One of the few treatment options is an aggressive form of chemotherapy called salvage chemotherapy. But, of all the relapsed B-ALL patients who have this treatment, only about 30 percent respond positively.
Even if the salvage chemotherapy is successful, the patient would, at best, be in remission and not cured.
For any hope of long term survival, B-ALL sufferers need to undergo a successful bone marrow transplant.
For the study, the team gathered 16 people with relapsed B-ALL and infused the volunteer patients with dosages of their own genetically modified T-cells, another white blood cell that protects the body from infection.
So why can’t our T-cells naturally fight cancer as they do with viruses like the flu? It turns out that our immune system isn’t able to recognize cancer cells as foreign intruders as it would with other forms of infection. So, in their natural state, T-cells aren’t helpful in attacking cancer cells.
Scanning electron micrograph of a human T lymphocyte (also called a T cell) from the immune system of a healthy donor. (NIAID via Wikimedia Commons)

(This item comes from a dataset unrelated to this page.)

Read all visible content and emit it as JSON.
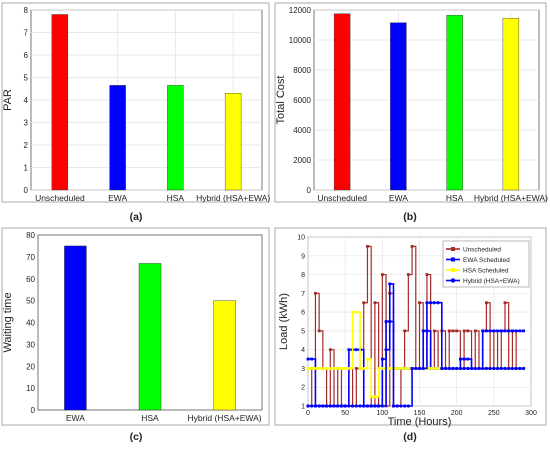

Immune cells need to be specially trained to find and destroy cancer cells. The researchers “taught” the T-cells through genetic modification to look for and kill cancer cells that contain a protein called CD19.
According to the study, the successful results achieved by this form of therapy far exceeded the positive response rate of patients who had salvage chemotherapy treatment alone.
There were side effects to the cell therapy, including flu-like fever, muscle pain, low blood pressure and difficulty breathing, something the doctors referred to as cytokine release syndrome. Cytokine is a form of protein.
The study’s investigators are continuing their research to see whether cell therapy could be as successful at treating other forms of cancer as has shown to be with relapsed B-ALL.
Is t cell research only available for the study of leukemia or is it being done on any other form of cancer?
This is just a thought. If we can alter T-cells to fight cancer could we alter T-cells to combat Aids. My idea is to modify T-cells so that they genetically resemble HIV. That way, if HIV is introduced to the body the virus would believe the host to already be infected. This would allow the modified T-cells a chance to attack the foreign host. Is it possible that those HIV cells wouldn’t respond or attack back because they believe the T-cells to be one of theirs.